Hollande seemed nervous as he was introduced to the pope and Francis, who does not speak French well, did not appear to give him a particularly warm welcome compared to other heads of state.
The Socialist president’s decision to rush through the legalization of same-sex marriage last year provoked several huge protests in Paris that were strongly supported by the Catholic hierarchy.
Some Catholics in France have accused the government of paying more attention to minority Muslims and Jews, visiting their communities and denouncing attacks on them while all but ignoring provocations against France’s majority religion.
A Vatican statement said the two discussed several topics, including the family and bioethics.
Hollande told reporters afterwards that France’s longstanding separation of church and state, known as “laicite,” “guaranteed the rights of all faiths ... and allowed a debate with all religions, notably the Catholic Church”.
Hollande said the debate on moral issues could include “the most serious and pressing matters facing our society” but gave no indication that the government would row back on gay marriage legislation or abortion rights or euthanasia.
Both Catholic and Protestant church leaders in France have denounced Hollande’s announced plan to legalize assisted suicide this year.
The Catholic Church teaches that life begins at the moment of conception and ends at the moment of natural death. It is opposed to any form of euthanasia.
Many younger Catholics mobilized by the anti-gay marriage movement last year have kept their protest networks fresh. One group has collected 115,000 signatures on a petition sent to Pope Francis urging him to bring up their complaints in his meeting with Hollande.
Hollande aides said before the meeting he would “listen to what the pope has to say” about end-of-life policies but French Catholics doubt he will follow the pope’s advice.

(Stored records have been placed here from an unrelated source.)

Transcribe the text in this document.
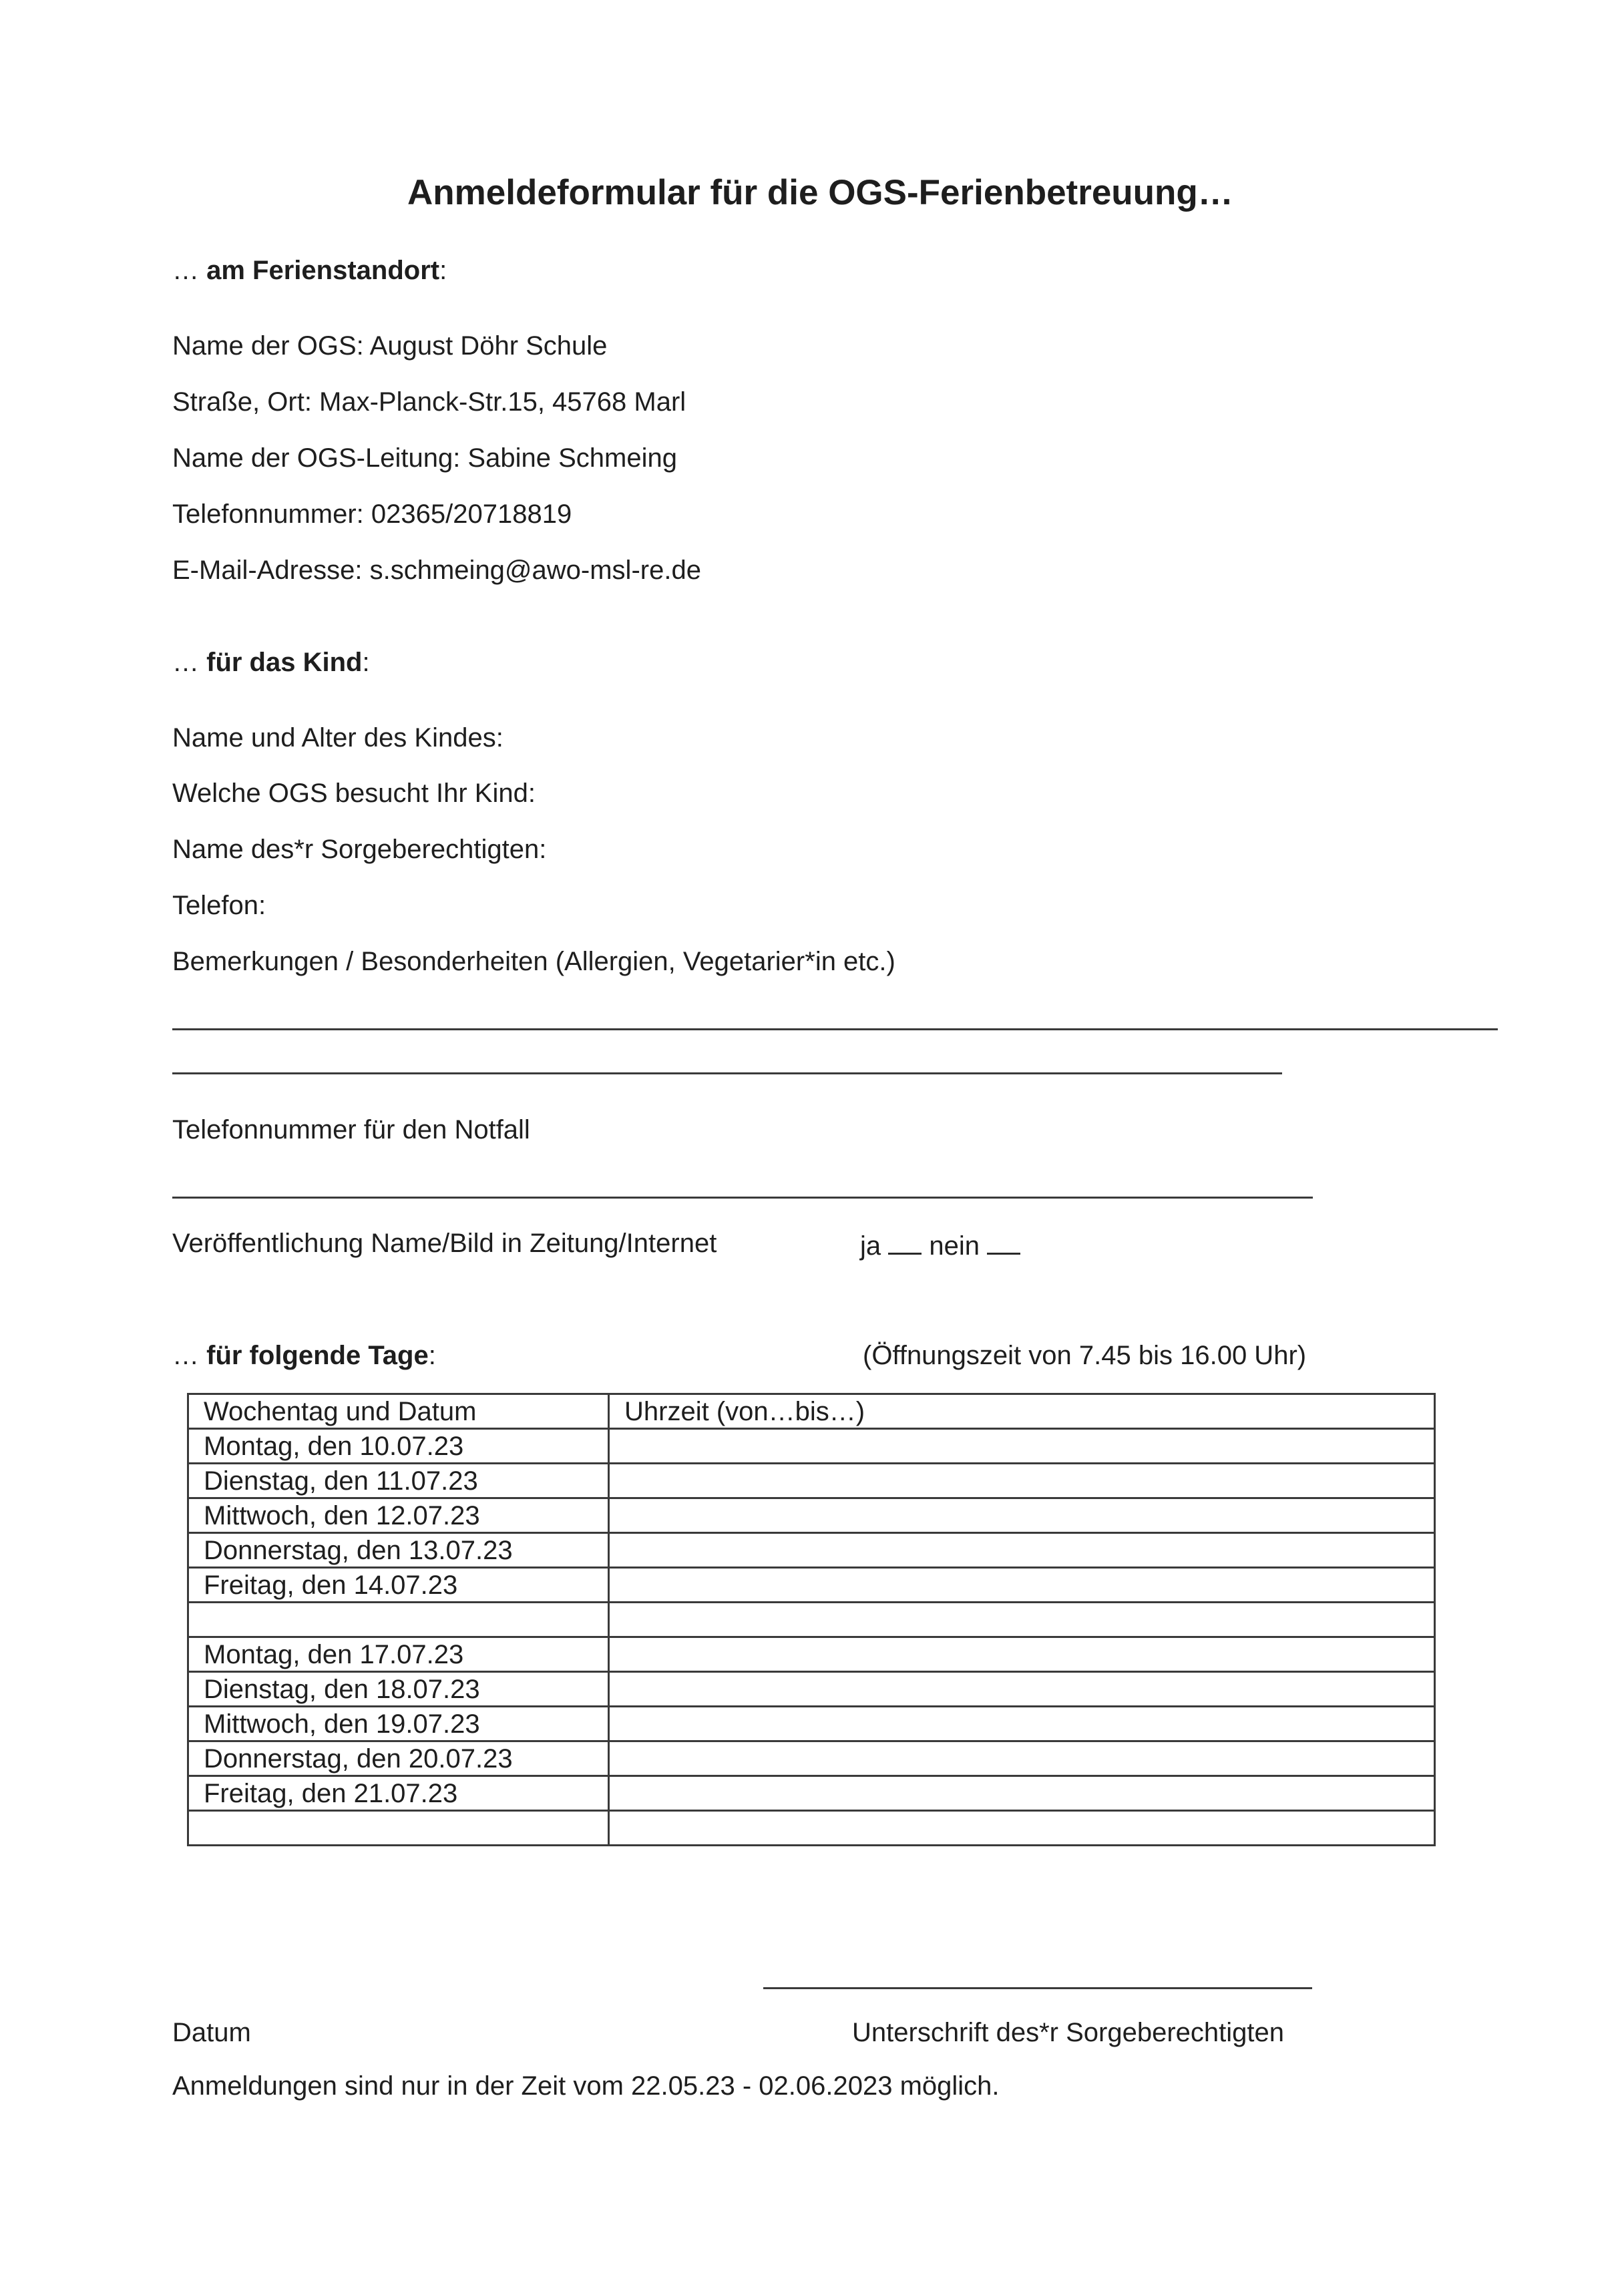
Anmeldeformular für die OGS-Ferienbetreuung…
… am Ferienstandort:
Name der OGS: August Döhr Schule
Straße, Ort: Max-Planck-Str.15, 45768 Marl
Name der OGS-Leitung: Sabine Schmeing
Telefonnummer: 02365/20718819
E-Mail-Adresse: s.schmeing@awo-msl-re.de
… für das Kind:
Name und Alter des Kindes:
Welche OGS besucht Ihr Kind:
Name des*r Sorgeberechtigten:
Telefon:
Bemerkungen / Besonderheiten (Allergien, Vegetarier*in etc.)
Telefonnummer für den Notfall
Veröffentlichung Name/Bild in Zeitung/Internet	ja nein
… für folgende Tage:	(Öffnungszeit von 7.45 bis 16.00 Uhr)
Wochentag und Datum	Uhrzeit (von…bis…)
Montag, den 10.07.23	
Dienstag, den 11.07.23	
Mittwoch, den 12.07.23	
Donnerstag, den 13.07.23	
Freitag, den 14.07.23	

Montag, den 17.07.23	
Dienstag, den 18.07.23	
Mittwoch, den 19.07.23	
Donnerstag, den 20.07.23	
Freitag, den 21.07.23	

Datum	Unterschrift des*r Sorgeberechtigten
Anmeldungen sind nur in der Zeit vom 22.05.23 - 02.06.2023 möglich.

The two also discussed Syria, the Palestinian-Israeli conflict, the environment and the rights of Christians in the Middle East.
Hollande’s visit came at a delicate time politically, with his popularity at record lows and France holding municipal elections in March.
Hollande has not denied reports of an affair with actress Julie Gayet that have put the president’s private life in the spotlight.
The president, who did not take any questions from the media after his meeting with the pope, said Francis would be welcome to visit France whenever he wanted.
He has refused questions about his private life after celebrity magazine Closer published pictures of what it said was the president wearing a motorcycle helmet visiting Gayet for nocturnal trysts.
The French newspaper Le Monde on Friday ran a front page cartoon showing Hollande arriving at the Vatican on a motorcycle with two female passengers. The pope greets them, saying “Who am I to judge”, his now-famous phrase on homosexuals.